Tenants who live in the Capitol Park Plaza Apartments in Southwest raised their voices yesterday during a demonstration in front of their apartment building to protest what residents call drastic rent increases, intrusive construction and owner negligence.

Members of the New Capitol Park Tenants Association and WISH (Washington Innercity Self Help) chanted a variety of slogans and hoisted placards reading: “Down with Rent Hikes” and “Tony Williams: Who is Your Landlord?” in front of the apartment building at 3rd and I streets in Southwest. American Community Properties Trust owns both Capitol Park Plaza Apartments and the Capitol Plaza Twin Towers.

Some motorists joined in support by honking horns, and children who live nearby added to the noise by banging on utility boxes — a substitute for drums — during the hourlong rally that ended at Ward 6 Council member Sharon Ambrose’s home on Capitol Hill.

Richard Coward, 54, a seven-year Capitol Park Plaza tenant, said residents feel that management subverted tenants’ first right to purchase.

“Management should not be able to circumvent a law to their benefit and to the detriment of tenants,” Mr. Coward said, “and I think it’s incredible that the city would allow management to do substantial rehabilitation when people are still living here.

“Anywhere [in the building] where work is being done, the windows are sealed and there is no fresh air entering the apartment and, in case of a fire, there’s only one exit, and that’s the front door,” said the former chief housing inspector and senior investigator for the Department of Consumer and Regulatory Affairs.

Andrew Critchfield, 32, moved into his apartment at the Capitol Park Twin Towers 10 months ago. He said he has big problems with the new 12 percent annual rent increase, especially considering the problems in his apartment, which range from broken vents to leaky cracked sinks.

“I want the 12 percent rent increase reduced. The apartment is not worth the former rent, let alone a 12 percent increase,” he said.
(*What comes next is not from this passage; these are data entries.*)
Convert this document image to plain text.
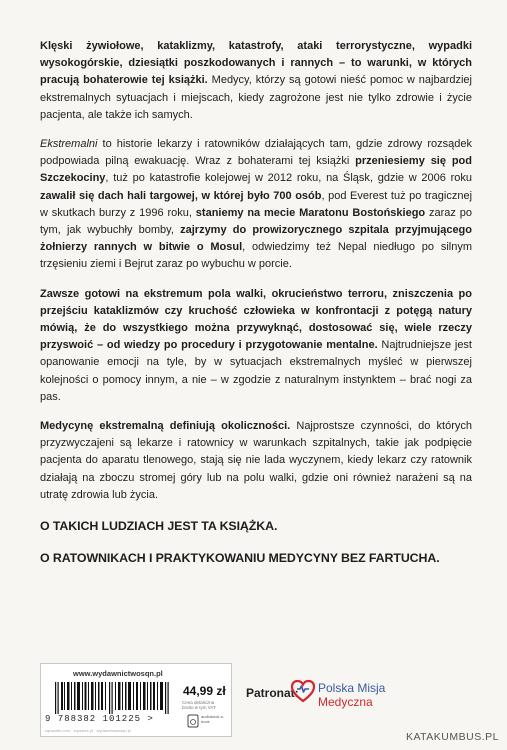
Klęski żywiołowe, kataklizmy, katastrofy, ataki terrorystyczne, wypadki wysokogórskie, dziesiątki poszkodowanych i rannych – to warunki, w których pracują bohaterowie tej książki. Medycy, którzy są gotowi nieść pomoc w najbardziej ekstremalnych sytuacjach i miejscach, kiedy zagrożone jest nie tylko zdrowie i życie pacjenta, ale także ich samych.

Ekstremalni to historie lekarzy i ratowników działających tam, gdzie zdrowy rozsądek podpowiada pilną ewakuację. Wraz z bohaterami tej książki przeniesiemy się pod Szczekociny, tuż po katastrofie kolejowej w 2012 roku, na Śląsk, gdzie w 2006 roku zawalił się dach hali targowej, w której było 700 osób, pod Everest tuż po tragicznej w skutkach burzy z 1996 roku, staniemy na mecie Maratonu Bostońskiego zaraz po tym, jak wybuchły bomby, zajrzymy do prowizorycznego szpitala przyjmującego żołnierzy rannych w bitwie o Mosul, odwiedzimy też Nepal niedługo po silnym trzęsieniu ziemi i Bejrut zaraz po wybuchu w porcie.

Zawsze gotowi na ekstremum pola walki, okrucieństwo terroru, zniszczenia po przejściu kataklizmów czy kruchość człowieka w konfrontacji z potęgą natury mówią, że do wszystkiego można przywyknąć, dostosować się, wiele rzeczy przyswoić – od wiedzy po procedury i przygotowanie mentalne. Najtrudniejsze jest opanowanie emocji na tyle, by w sytuacjach ekstremalnych myśleć w pierwszej kolejności o pomocy innym, a nie – w zgodzie z naturalnym instynktem – brać nogi za pas.

Medycynę ekstremalną definiują okoliczności. Najprostsze czynności, do których przyzwyczajeni są lekarze i ratownicy w warunkach szpitalnych, takie jak podpięcie pacjenta do aparatu tlenowego, stają się nie lada wyczynem, kiedy lekarz czy ratownik działają na zboczu stromej góry lub na polu walki, gdzie oni również narażeni są na utratę zdrowia lub życia.

O TAKICH LUDZIACH JEST TA KSIĄŻKA.
O RATOWNIKACH I PRAKTYKOWANIU MEDYCYNY BEZ FARTUCHA.
www.wydawnictwosqn.pl
9 788382 101225 >
44,99 zł
Cena detaliczna brutto w tym VAT
audiobook e-book
sqnaudio.com · sqnstore.pl · wydawnictwosqn.pl
Patronat: Polska Misja
Medyczna
KATAKUMBUS.PL
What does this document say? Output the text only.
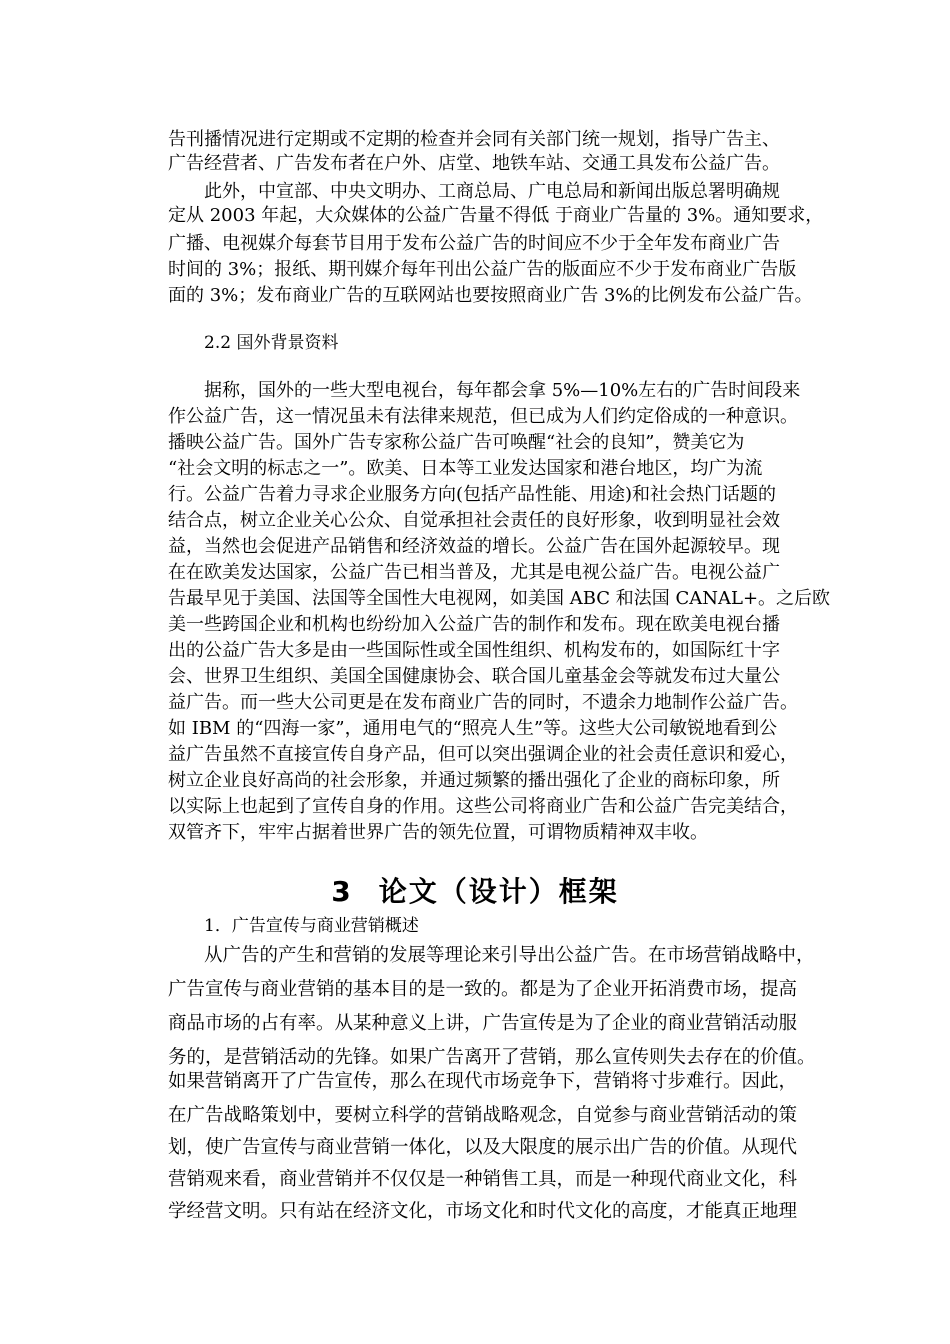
告刊播情况进行定期或不定期的检查并会同有关部门统一规划，指导广告主、
广告经营者、广告发布者在户外、店堂、地铁车站、交通工具发布公益广告。
此外，中宣部、中央文明办、工商总局、广电总局和新闻出版总署明确规
定从 2003 年起，大众媒体的公益广告量不得低 于商业广告量的 3%。通知要求，
广播、电视媒介每套节目用于发布公益广告的时间应不少于全年发布商业广告
时间的 3%；报纸、期刊媒介每年刊出公益广告的版面应不少于发布商业广告版
面的 3%；发布商业广告的互联网站也要按照商业广告 3%的比例发布公益广告。
2.2 国外背景资料
据称，国外的一些大型电视台，每年都会拿 5%—10%左右的广告时间段来
作公益广告，这一情况虽未有法律来规范，但已成为人们约定俗成的一种意识。
播映公益广告。国外广告专家称公益广告可唤醒“社会的良知”，赞美它为
“社会文明的标志之一”。欧美、日本等工业发达国家和港台地区，均广为流
行。公益广告着力寻求企业服务方向(包括产品性能、用途)和社会热门话题的
结合点，树立企业关心公众、自觉承担社会责任的良好形象，收到明显社会效
益，当然也会促进产品销售和经济效益的增长。公益广告在国外起源较早。现
在在欧美发达国家，公益广告已相当普及，尤其是电视公益广告。电视公益广
告最早见于美国、法国等全国性大电视网，如美国 ABC 和法国 CANAL+。之后欧
美一些跨国企业和机构也纷纷加入公益广告的制作和发布。现在欧美电视台播
出的公益广告大多是由一些国际性或全国性组织、机构发布的，如国际红十字
会、世界卫生组织、美国全国健康协会、联合国儿童基金会等就发布过大量公
益广告。而一些大公司更是在发布商业广告的同时，不遗余力地制作公益广告。
如 IBM 的“四海一家”，通用电气的“照亮人生”等。这些大公司敏锐地看到公
益广告虽然不直接宣传自身产品，但可以突出强调企业的社会责任意识和爱心，
树立企业良好高尚的社会形象，并通过频繁的播出强化了企业的商标印象，所
以实际上也起到了宣传自身的作用。这些公司将商业广告和公益广告完美结合，
双管齐下，牢牢占据着世界广告的领先位置，可谓物质精神双丰收。
3 论文（设计）框架
1．广告宣传与商业营销概述
从广告的产生和营销的发展等理论来引导出公益广告。在市场营销战略中，
广告宣传与商业营销的基本目的是一致的。都是为了企业开拓消费市场，提高
商品市场的占有率。从某种意义上讲，广告宣传是为了企业的商业营销活动服
务的，是营销活动的先锋。如果广告离开了营销，那么宣传则失去存在的价值。
如果营销离开了广告宣传，那么在现代市场竞争下，营销将寸步难行。因此，
在广告战略策划中，要树立科学的营销战略观念，自觉参与商业营销活动的策
划，使广告宣传与商业营销一体化，以及大限度的展示出广告的价值。从现代
营销观来看，商业营销并不仅仅是一种销售工具，而是一种现代商业文化，科
学经营文明。只有站在经济文化，市场文化和时代文化的高度，才能真正地理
Kevin Fitzgerald, who serves as an interim board member on the New Capitol Park Plaza Tenants’ Association said he hopes the loophole in the Tenants Right to Purchase law is effectively closed for the benefit of residents of Capitol Park Plaza and Twin Towers and tenants throughout the District.

“The law states when a building is sold, tenants should be offered the Right of First Refusal. … In 1994, the law was amended to define a sale as only those transactions that transfer 100 percent of the property to another. In our case, 95 percent interest in these properties were transferred to another owner and 5 percent retained by the original owner. This seems to be the preferred percentage transferred to get around the requirement to offer tenants the right of first refusal,” he said.

“You know, this is the summer of our discontent,” said Mr. Fitzgerald, an energy and environmental consultant.